Faux news has confirmed reports the Republican Party are desperate. Faced with inter-party squabbles and lack of leadership, the GOP hope invigorate debate and spirit by recycling Regan talking points from Zombie Reagan. On news of his successful return, many of the GOP talking heads, radio hosts, teabaggers and politicians rushed to meet him.
Afterwards, they left with an even more paler complexion, incoherent moaning, and clamoring for 'brains'. Here are quotes from the meeting:
Rep.

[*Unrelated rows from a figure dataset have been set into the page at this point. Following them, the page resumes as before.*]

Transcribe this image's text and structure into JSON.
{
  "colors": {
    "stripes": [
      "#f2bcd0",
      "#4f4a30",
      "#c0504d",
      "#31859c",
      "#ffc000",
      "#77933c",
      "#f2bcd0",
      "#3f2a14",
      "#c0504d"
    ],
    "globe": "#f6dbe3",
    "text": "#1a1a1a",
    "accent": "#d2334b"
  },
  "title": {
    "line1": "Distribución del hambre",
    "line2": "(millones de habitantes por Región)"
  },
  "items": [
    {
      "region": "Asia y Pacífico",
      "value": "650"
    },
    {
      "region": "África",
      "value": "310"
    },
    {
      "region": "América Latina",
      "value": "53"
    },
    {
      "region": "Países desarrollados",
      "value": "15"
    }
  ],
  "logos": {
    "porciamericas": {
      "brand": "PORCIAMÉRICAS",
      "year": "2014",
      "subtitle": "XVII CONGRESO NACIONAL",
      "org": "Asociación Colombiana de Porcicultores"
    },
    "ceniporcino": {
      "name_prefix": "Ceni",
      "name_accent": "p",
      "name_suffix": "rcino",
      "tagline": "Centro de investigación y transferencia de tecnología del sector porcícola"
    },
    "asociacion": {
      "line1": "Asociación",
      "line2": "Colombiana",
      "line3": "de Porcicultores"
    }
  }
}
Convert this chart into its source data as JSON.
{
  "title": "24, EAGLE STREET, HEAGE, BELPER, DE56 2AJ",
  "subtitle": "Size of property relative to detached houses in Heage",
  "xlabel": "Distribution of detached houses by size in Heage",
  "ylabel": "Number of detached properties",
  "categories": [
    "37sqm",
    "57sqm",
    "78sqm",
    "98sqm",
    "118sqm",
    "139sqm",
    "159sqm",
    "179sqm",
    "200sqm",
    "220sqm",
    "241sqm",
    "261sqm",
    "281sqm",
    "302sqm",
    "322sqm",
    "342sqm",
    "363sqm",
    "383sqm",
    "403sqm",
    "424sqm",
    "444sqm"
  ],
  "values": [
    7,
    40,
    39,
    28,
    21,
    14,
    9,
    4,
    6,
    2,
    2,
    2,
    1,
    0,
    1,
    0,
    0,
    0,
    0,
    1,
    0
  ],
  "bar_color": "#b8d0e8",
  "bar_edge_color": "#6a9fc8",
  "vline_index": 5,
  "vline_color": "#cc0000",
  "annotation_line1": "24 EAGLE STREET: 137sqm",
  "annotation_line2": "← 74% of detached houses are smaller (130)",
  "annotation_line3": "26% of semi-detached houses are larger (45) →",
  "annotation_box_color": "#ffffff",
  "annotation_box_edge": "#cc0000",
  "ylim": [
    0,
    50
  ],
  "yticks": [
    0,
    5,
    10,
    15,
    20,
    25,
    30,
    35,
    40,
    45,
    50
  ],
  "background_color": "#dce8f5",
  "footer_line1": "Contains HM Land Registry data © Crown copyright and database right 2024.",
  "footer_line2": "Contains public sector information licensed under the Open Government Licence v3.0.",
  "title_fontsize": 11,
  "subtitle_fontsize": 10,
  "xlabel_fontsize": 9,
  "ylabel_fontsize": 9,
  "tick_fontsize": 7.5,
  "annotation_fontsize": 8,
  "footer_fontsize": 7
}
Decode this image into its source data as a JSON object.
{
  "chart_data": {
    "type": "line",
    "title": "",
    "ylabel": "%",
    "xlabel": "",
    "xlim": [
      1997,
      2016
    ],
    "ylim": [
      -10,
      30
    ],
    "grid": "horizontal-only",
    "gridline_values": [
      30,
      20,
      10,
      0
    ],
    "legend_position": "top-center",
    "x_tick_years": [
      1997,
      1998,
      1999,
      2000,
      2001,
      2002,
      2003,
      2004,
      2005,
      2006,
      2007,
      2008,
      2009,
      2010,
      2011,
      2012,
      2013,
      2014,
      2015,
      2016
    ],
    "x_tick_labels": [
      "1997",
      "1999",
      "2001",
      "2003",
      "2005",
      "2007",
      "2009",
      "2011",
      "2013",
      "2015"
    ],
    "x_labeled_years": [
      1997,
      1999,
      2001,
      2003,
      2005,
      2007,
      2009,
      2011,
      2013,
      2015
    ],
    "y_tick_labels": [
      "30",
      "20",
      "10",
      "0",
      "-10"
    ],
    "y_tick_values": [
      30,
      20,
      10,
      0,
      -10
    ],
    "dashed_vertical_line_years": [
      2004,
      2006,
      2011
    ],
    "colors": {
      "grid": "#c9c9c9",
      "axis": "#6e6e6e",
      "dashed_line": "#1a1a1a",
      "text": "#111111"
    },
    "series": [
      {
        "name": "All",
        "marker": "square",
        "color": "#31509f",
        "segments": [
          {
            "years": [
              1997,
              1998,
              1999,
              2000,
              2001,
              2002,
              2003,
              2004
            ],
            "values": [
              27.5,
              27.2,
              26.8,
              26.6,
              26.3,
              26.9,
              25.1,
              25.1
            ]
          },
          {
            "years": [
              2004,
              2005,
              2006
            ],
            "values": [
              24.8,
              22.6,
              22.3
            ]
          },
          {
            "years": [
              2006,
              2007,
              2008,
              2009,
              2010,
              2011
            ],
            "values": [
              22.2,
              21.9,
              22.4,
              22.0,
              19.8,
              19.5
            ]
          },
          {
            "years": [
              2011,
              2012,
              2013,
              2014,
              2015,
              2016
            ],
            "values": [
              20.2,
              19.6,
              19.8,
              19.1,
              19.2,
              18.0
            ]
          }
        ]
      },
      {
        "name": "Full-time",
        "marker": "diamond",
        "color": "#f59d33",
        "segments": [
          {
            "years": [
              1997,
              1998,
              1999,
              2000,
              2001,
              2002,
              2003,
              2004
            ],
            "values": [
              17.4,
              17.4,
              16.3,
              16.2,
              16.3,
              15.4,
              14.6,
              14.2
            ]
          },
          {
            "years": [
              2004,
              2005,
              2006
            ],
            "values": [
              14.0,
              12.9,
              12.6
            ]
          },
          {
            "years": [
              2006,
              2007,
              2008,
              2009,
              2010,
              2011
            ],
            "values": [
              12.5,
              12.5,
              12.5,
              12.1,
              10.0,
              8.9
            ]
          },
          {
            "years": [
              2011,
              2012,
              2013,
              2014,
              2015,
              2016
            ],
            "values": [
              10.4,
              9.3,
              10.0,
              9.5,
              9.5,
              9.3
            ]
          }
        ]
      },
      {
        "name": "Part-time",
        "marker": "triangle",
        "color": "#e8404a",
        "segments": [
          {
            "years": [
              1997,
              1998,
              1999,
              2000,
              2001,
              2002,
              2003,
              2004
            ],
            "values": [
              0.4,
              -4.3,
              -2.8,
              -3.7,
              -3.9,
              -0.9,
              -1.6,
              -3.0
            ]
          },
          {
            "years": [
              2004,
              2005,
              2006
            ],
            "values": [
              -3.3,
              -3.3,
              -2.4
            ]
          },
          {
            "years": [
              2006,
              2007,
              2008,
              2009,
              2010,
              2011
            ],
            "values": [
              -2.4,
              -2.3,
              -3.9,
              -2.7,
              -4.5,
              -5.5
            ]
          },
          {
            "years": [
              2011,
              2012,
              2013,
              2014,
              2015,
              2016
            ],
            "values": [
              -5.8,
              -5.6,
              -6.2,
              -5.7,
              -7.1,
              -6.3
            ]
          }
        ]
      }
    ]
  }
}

Bachmann: "Mrrorghrr DEATH PAENLS NOW"
Senator McCain: "Nom Nom Nom" (Munching on Sen McConnell's torso)
Senator Liebermann: "A return to common sense conservative values is what this country needs and I will work hand in hand in a bi-partisan manner...(ARRGHHH NOT MY HAND McCain!!!!)" then groaned "Condems heer now eeeat MROGHHGHPGHH now brain"
Watching from a distance, Senator Ben Nelson (D-NE)and Blance Lincoln (D-AR) were watching and replied "Ok".
Here's the latest video footage:
Zombie Reagan Raised From Grave To Lead GOP
Upon news of conservative Democrats becoming zombies in the Senate, progressive democrats have jumped on the idea of reconciliation and arming themselves with objects with poky points and baseball bats.
Senator Reid responded, "Waiting for the scoring of CBO (*jab*GET BACK CORYN!) to see if the latest proposal is budget neutral and still hope to gain the magic 60 votes for cloture".
No word from the oval office of next steps on healthcare reform/zombie uprising.